Enemy Territory: Quake Wars hands-on

Friday 12 May 2006
Mere hours ago we were thrown headfirst into a 24 man round of Enemy Territory: Quake Wars... and we're still reeling from the experience. Our initial fear that Quake Wars would feel sparse and under populated, especially next to the insaneness of 64 player Battlefield 2, have been utterly blown away.

Quake Wars gripped us by the throat with its tightly focused and superbly fast-paced action, which meant we were never far from slugging a bullet into an enemy's head. The level we played started with the Global Defence Force assaulting Strogg-held territory, beginning with an objective that demanded we build a bridge. Each level is angled towards a set of objectives that really give the matches direction and purpose, thrusting everyone into a single pocket of action and creating some seriously hairy moments.

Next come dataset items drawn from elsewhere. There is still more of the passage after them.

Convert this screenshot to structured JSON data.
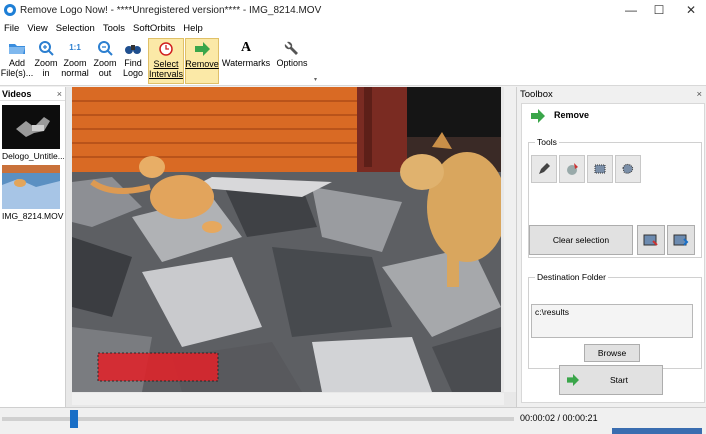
{
  "window": {
    "title": "Remove Logo Now! - ****Unregistered version**** - IMG_8214.MOV",
    "minimize_glyph": "—",
    "maximize_glyph": "☐",
    "close_glyph": "✕"
  },
  "menu": [
    "File",
    "View",
    "Selection",
    "Tools",
    "SoftOrbits",
    "Help"
  ],
  "toolbar": {
    "add": "Add File(s)...",
    "zoom_in": "Zoom in",
    "zoom_normal": "Zoom normal",
    "zoom_normal_icon": "1:1",
    "zoom_out": "Zoom out",
    "find_logo": "Find Logo",
    "select_intervals": "Select Intervals",
    "remove": "Remove",
    "watermarks": "Watermarks",
    "watermarks_icon": "A",
    "options": "Options"
  },
  "videos_panel": {
    "title": "Videos",
    "close": "×",
    "items": [
      {
        "label": "Delogo_Untitle..."
      },
      {
        "label": "IMG_8214.MOV"
      }
    ]
  },
  "toolbox": {
    "title": "Toolbox",
    "close": "×",
    "section_title": "Remove",
    "tools_label": "Tools",
    "clear_selection": "Clear selection",
    "destination_label": "Destination Folder",
    "destination_path": "c:\\results",
    "browse": "Browse",
    "start": "Start"
  },
  "status": {
    "time": "00:00:02 / 00:00:21",
    "playback_fraction": 0.14
  },
  "colors": {
    "accent": "#1a6fc6",
    "selection": "#e0232a",
    "active_tool": "#fbe9a7"
  }
}
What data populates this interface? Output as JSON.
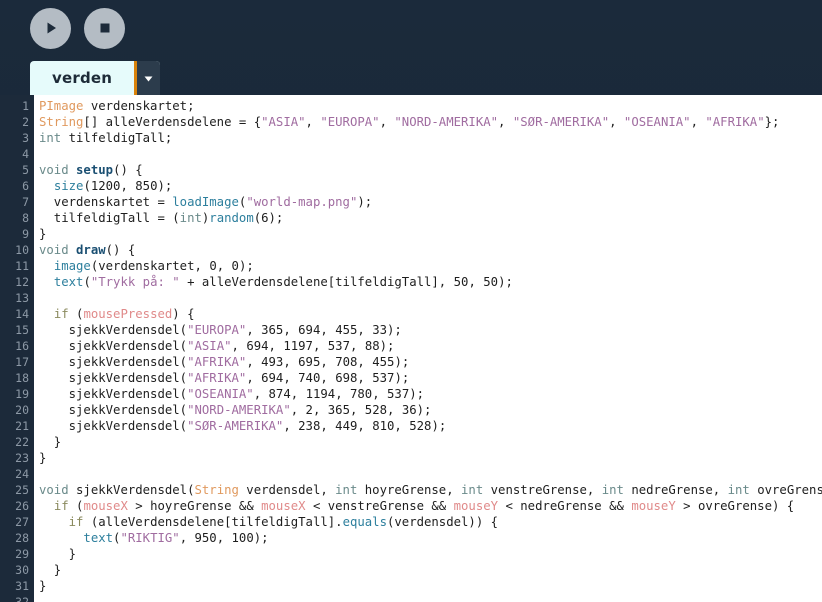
{
  "toolbar": {
    "run_label": "Run",
    "stop_label": "Stop",
    "run_icon": "play-icon",
    "stop_icon": "stop-icon"
  },
  "tab": {
    "name": "verden",
    "caret_icon": "chevron-down-icon"
  },
  "colors": {
    "header_bg": "#1b2a3b",
    "gutter_bg": "#1c2a3a",
    "editor_bg": "#ffffff",
    "tab_bg": "#e6fbfb",
    "tab_accent": "#d9820a",
    "button_bg": "#b4bcc4",
    "type": "#e0995e",
    "keyword": "#6a8a8a",
    "control": "#8a8a5e",
    "function": "#2d7f9d",
    "string": "#a06ca0",
    "variable": "#e08a8a"
  },
  "editor": {
    "line_numbers": [
      "1",
      "2",
      "3",
      "4",
      "5",
      "6",
      "7",
      "8",
      "9",
      "10",
      "11",
      "12",
      "13",
      "14",
      "15",
      "16",
      "17",
      "18",
      "19",
      "20",
      "21",
      "22",
      "23",
      "24",
      "25",
      "26",
      "27",
      "28",
      "29",
      "30",
      "31",
      "32"
    ],
    "lines": [
      [
        {
          "t": "type",
          "v": "PImage"
        },
        {
          "t": "plain",
          "v": " verdenskartet;"
        }
      ],
      [
        {
          "t": "type",
          "v": "String"
        },
        {
          "t": "plain",
          "v": "[] alleVerdensdelene = {"
        },
        {
          "t": "str",
          "v": "\"ASIA\""
        },
        {
          "t": "plain",
          "v": ", "
        },
        {
          "t": "str",
          "v": "\"EUROPA\""
        },
        {
          "t": "plain",
          "v": ", "
        },
        {
          "t": "str",
          "v": "\"NORD-AMERIKA\""
        },
        {
          "t": "plain",
          "v": ", "
        },
        {
          "t": "str",
          "v": "\"SØR-AMERIKA\""
        },
        {
          "t": "plain",
          "v": ", "
        },
        {
          "t": "str",
          "v": "\"OSEANIA\""
        },
        {
          "t": "plain",
          "v": ", "
        },
        {
          "t": "str",
          "v": "\"AFRIKA\""
        },
        {
          "t": "plain",
          "v": "};"
        }
      ],
      [
        {
          "t": "kw",
          "v": "int"
        },
        {
          "t": "plain",
          "v": " tilfeldigTall;"
        }
      ],
      [],
      [
        {
          "t": "kw",
          "v": "void"
        },
        {
          "t": "plain",
          "v": " "
        },
        {
          "t": "fdef",
          "v": "setup"
        },
        {
          "t": "plain",
          "v": "() {"
        }
      ],
      [
        {
          "t": "plain",
          "v": "  "
        },
        {
          "t": "fname",
          "v": "size"
        },
        {
          "t": "plain",
          "v": "("
        },
        {
          "t": "num",
          "v": "1200"
        },
        {
          "t": "plain",
          "v": ", "
        },
        {
          "t": "num",
          "v": "850"
        },
        {
          "t": "plain",
          "v": ");"
        }
      ],
      [
        {
          "t": "plain",
          "v": "  verdenskartet = "
        },
        {
          "t": "fname",
          "v": "loadImage"
        },
        {
          "t": "plain",
          "v": "("
        },
        {
          "t": "str",
          "v": "\"world-map.png\""
        },
        {
          "t": "plain",
          "v": ");"
        }
      ],
      [
        {
          "t": "plain",
          "v": "  tilfeldigTall = ("
        },
        {
          "t": "kw",
          "v": "int"
        },
        {
          "t": "plain",
          "v": ")"
        },
        {
          "t": "fname",
          "v": "random"
        },
        {
          "t": "plain",
          "v": "("
        },
        {
          "t": "num",
          "v": "6"
        },
        {
          "t": "plain",
          "v": ");"
        }
      ],
      [
        {
          "t": "plain",
          "v": "}"
        }
      ],
      [
        {
          "t": "kw",
          "v": "void"
        },
        {
          "t": "plain",
          "v": " "
        },
        {
          "t": "fdef",
          "v": "draw"
        },
        {
          "t": "plain",
          "v": "() {"
        }
      ],
      [
        {
          "t": "plain",
          "v": "  "
        },
        {
          "t": "fname",
          "v": "image"
        },
        {
          "t": "plain",
          "v": "(verdenskartet, "
        },
        {
          "t": "num",
          "v": "0"
        },
        {
          "t": "plain",
          "v": ", "
        },
        {
          "t": "num",
          "v": "0"
        },
        {
          "t": "plain",
          "v": ");"
        }
      ],
      [
        {
          "t": "plain",
          "v": "  "
        },
        {
          "t": "fname",
          "v": "text"
        },
        {
          "t": "plain",
          "v": "("
        },
        {
          "t": "str",
          "v": "\"Trykk på: \""
        },
        {
          "t": "plain",
          "v": " + alleVerdensdelene[tilfeldigTall], "
        },
        {
          "t": "num",
          "v": "50"
        },
        {
          "t": "plain",
          "v": ", "
        },
        {
          "t": "num",
          "v": "50"
        },
        {
          "t": "plain",
          "v": ");"
        }
      ],
      [],
      [
        {
          "t": "plain",
          "v": "  "
        },
        {
          "t": "ctl",
          "v": "if"
        },
        {
          "t": "plain",
          "v": " ("
        },
        {
          "t": "var",
          "v": "mousePressed"
        },
        {
          "t": "plain",
          "v": ") {"
        }
      ],
      [
        {
          "t": "plain",
          "v": "    sjekkVerdensdel("
        },
        {
          "t": "str",
          "v": "\"EUROPA\""
        },
        {
          "t": "plain",
          "v": ", "
        },
        {
          "t": "num",
          "v": "365"
        },
        {
          "t": "plain",
          "v": ", "
        },
        {
          "t": "num",
          "v": "694"
        },
        {
          "t": "plain",
          "v": ", "
        },
        {
          "t": "num",
          "v": "455"
        },
        {
          "t": "plain",
          "v": ", "
        },
        {
          "t": "num",
          "v": "33"
        },
        {
          "t": "plain",
          "v": ");"
        }
      ],
      [
        {
          "t": "plain",
          "v": "    sjekkVerdensdel("
        },
        {
          "t": "str",
          "v": "\"ASIA\""
        },
        {
          "t": "plain",
          "v": ", "
        },
        {
          "t": "num",
          "v": "694"
        },
        {
          "t": "plain",
          "v": ", "
        },
        {
          "t": "num",
          "v": "1197"
        },
        {
          "t": "plain",
          "v": ", "
        },
        {
          "t": "num",
          "v": "537"
        },
        {
          "t": "plain",
          "v": ", "
        },
        {
          "t": "num",
          "v": "88"
        },
        {
          "t": "plain",
          "v": ");"
        }
      ],
      [
        {
          "t": "plain",
          "v": "    sjekkVerdensdel("
        },
        {
          "t": "str",
          "v": "\"AFRIKA\""
        },
        {
          "t": "plain",
          "v": ", "
        },
        {
          "t": "num",
          "v": "493"
        },
        {
          "t": "plain",
          "v": ", "
        },
        {
          "t": "num",
          "v": "695"
        },
        {
          "t": "plain",
          "v": ", "
        },
        {
          "t": "num",
          "v": "708"
        },
        {
          "t": "plain",
          "v": ", "
        },
        {
          "t": "num",
          "v": "455"
        },
        {
          "t": "plain",
          "v": ");"
        }
      ],
      [
        {
          "t": "plain",
          "v": "    sjekkVerdensdel("
        },
        {
          "t": "str",
          "v": "\"AFRIKA\""
        },
        {
          "t": "plain",
          "v": ", "
        },
        {
          "t": "num",
          "v": "694"
        },
        {
          "t": "plain",
          "v": ", "
        },
        {
          "t": "num",
          "v": "740"
        },
        {
          "t": "plain",
          "v": ", "
        },
        {
          "t": "num",
          "v": "698"
        },
        {
          "t": "plain",
          "v": ", "
        },
        {
          "t": "num",
          "v": "537"
        },
        {
          "t": "plain",
          "v": ");"
        }
      ],
      [
        {
          "t": "plain",
          "v": "    sjekkVerdensdel("
        },
        {
          "t": "str",
          "v": "\"OSEANIA\""
        },
        {
          "t": "plain",
          "v": ", "
        },
        {
          "t": "num",
          "v": "874"
        },
        {
          "t": "plain",
          "v": ", "
        },
        {
          "t": "num",
          "v": "1194"
        },
        {
          "t": "plain",
          "v": ", "
        },
        {
          "t": "num",
          "v": "780"
        },
        {
          "t": "plain",
          "v": ", "
        },
        {
          "t": "num",
          "v": "537"
        },
        {
          "t": "plain",
          "v": ");"
        }
      ],
      [
        {
          "t": "plain",
          "v": "    sjekkVerdensdel("
        },
        {
          "t": "str",
          "v": "\"NORD-AMERIKA\""
        },
        {
          "t": "plain",
          "v": ", "
        },
        {
          "t": "num",
          "v": "2"
        },
        {
          "t": "plain",
          "v": ", "
        },
        {
          "t": "num",
          "v": "365"
        },
        {
          "t": "plain",
          "v": ", "
        },
        {
          "t": "num",
          "v": "528"
        },
        {
          "t": "plain",
          "v": ", "
        },
        {
          "t": "num",
          "v": "36"
        },
        {
          "t": "plain",
          "v": ");"
        }
      ],
      [
        {
          "t": "plain",
          "v": "    sjekkVerdensdel("
        },
        {
          "t": "str",
          "v": "\"SØR-AMERIKA\""
        },
        {
          "t": "plain",
          "v": ", "
        },
        {
          "t": "num",
          "v": "238"
        },
        {
          "t": "plain",
          "v": ", "
        },
        {
          "t": "num",
          "v": "449"
        },
        {
          "t": "plain",
          "v": ", "
        },
        {
          "t": "num",
          "v": "810"
        },
        {
          "t": "plain",
          "v": ", "
        },
        {
          "t": "num",
          "v": "528"
        },
        {
          "t": "plain",
          "v": ");"
        }
      ],
      [
        {
          "t": "plain",
          "v": "  }"
        }
      ],
      [
        {
          "t": "plain",
          "v": "}"
        }
      ],
      [],
      [
        {
          "t": "kw",
          "v": "void"
        },
        {
          "t": "plain",
          "v": " sjekkVerdensdel("
        },
        {
          "t": "type",
          "v": "String"
        },
        {
          "t": "plain",
          "v": " verdensdel, "
        },
        {
          "t": "kw",
          "v": "int"
        },
        {
          "t": "plain",
          "v": " hoyreGrense, "
        },
        {
          "t": "kw",
          "v": "int"
        },
        {
          "t": "plain",
          "v": " venstreGrense, "
        },
        {
          "t": "kw",
          "v": "int"
        },
        {
          "t": "plain",
          "v": " nedreGrense, "
        },
        {
          "t": "kw",
          "v": "int"
        },
        {
          "t": "plain",
          "v": " ovreGrense) {"
        }
      ],
      [
        {
          "t": "plain",
          "v": "  "
        },
        {
          "t": "ctl",
          "v": "if"
        },
        {
          "t": "plain",
          "v": " ("
        },
        {
          "t": "var",
          "v": "mouseX"
        },
        {
          "t": "plain",
          "v": " > hoyreGrense && "
        },
        {
          "t": "var",
          "v": "mouseX"
        },
        {
          "t": "plain",
          "v": " < venstreGrense && "
        },
        {
          "t": "var",
          "v": "mouseY"
        },
        {
          "t": "plain",
          "v": " < nedreGrense && "
        },
        {
          "t": "var",
          "v": "mouseY"
        },
        {
          "t": "plain",
          "v": " > ovreGrense) {"
        }
      ],
      [
        {
          "t": "plain",
          "v": "    "
        },
        {
          "t": "ctl",
          "v": "if"
        },
        {
          "t": "plain",
          "v": " (alleVerdensdelene[tilfeldigTall]."
        },
        {
          "t": "fname",
          "v": "equals"
        },
        {
          "t": "plain",
          "v": "(verdensdel)) {"
        }
      ],
      [
        {
          "t": "plain",
          "v": "      "
        },
        {
          "t": "fname",
          "v": "text"
        },
        {
          "t": "plain",
          "v": "("
        },
        {
          "t": "str",
          "v": "\"RIKTIG\""
        },
        {
          "t": "plain",
          "v": ", "
        },
        {
          "t": "num",
          "v": "950"
        },
        {
          "t": "plain",
          "v": ", "
        },
        {
          "t": "num",
          "v": "100"
        },
        {
          "t": "plain",
          "v": ");"
        }
      ],
      [
        {
          "t": "plain",
          "v": "    }"
        }
      ],
      [
        {
          "t": "plain",
          "v": "  }"
        }
      ],
      [
        {
          "t": "plain",
          "v": "}"
        }
      ],
      []
    ]
  }
}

As an engineer - one of the five GDF classes - we snuck forwards under covering fire to help build the bridge. Each class has a special function - the engineer, for instance, can repair vehicles, set up gun turrets and complete objectives like bridge building. The strength of Quake Wars is that each objective needs a specific class to complete it, stressing team-play - with soldiers giving covering fire to engineers while special ops take out long range targets - as the only successful way to win.

We also got to pilot two different aircraft - the Anansi attack 'helocopter' and the Buffalo transport 'copter. It wasn’t too long before we got a handle on the controls either, as developer Splash Damage has made great effort to keep the game accessible while retaining tactical depth to the gameplay. And, yes, you can peer around freely in the cockpit, although it does stir your brain a little at first.

While this mission only gave direct objectives to the GDF force - the Strogg simply had to defend until the round timer was out - different maps will offer different objectives for either side. Enemy Territory: Quake Wars is due to splash down in the autumn and it's going to be huge. But then, you knew that already.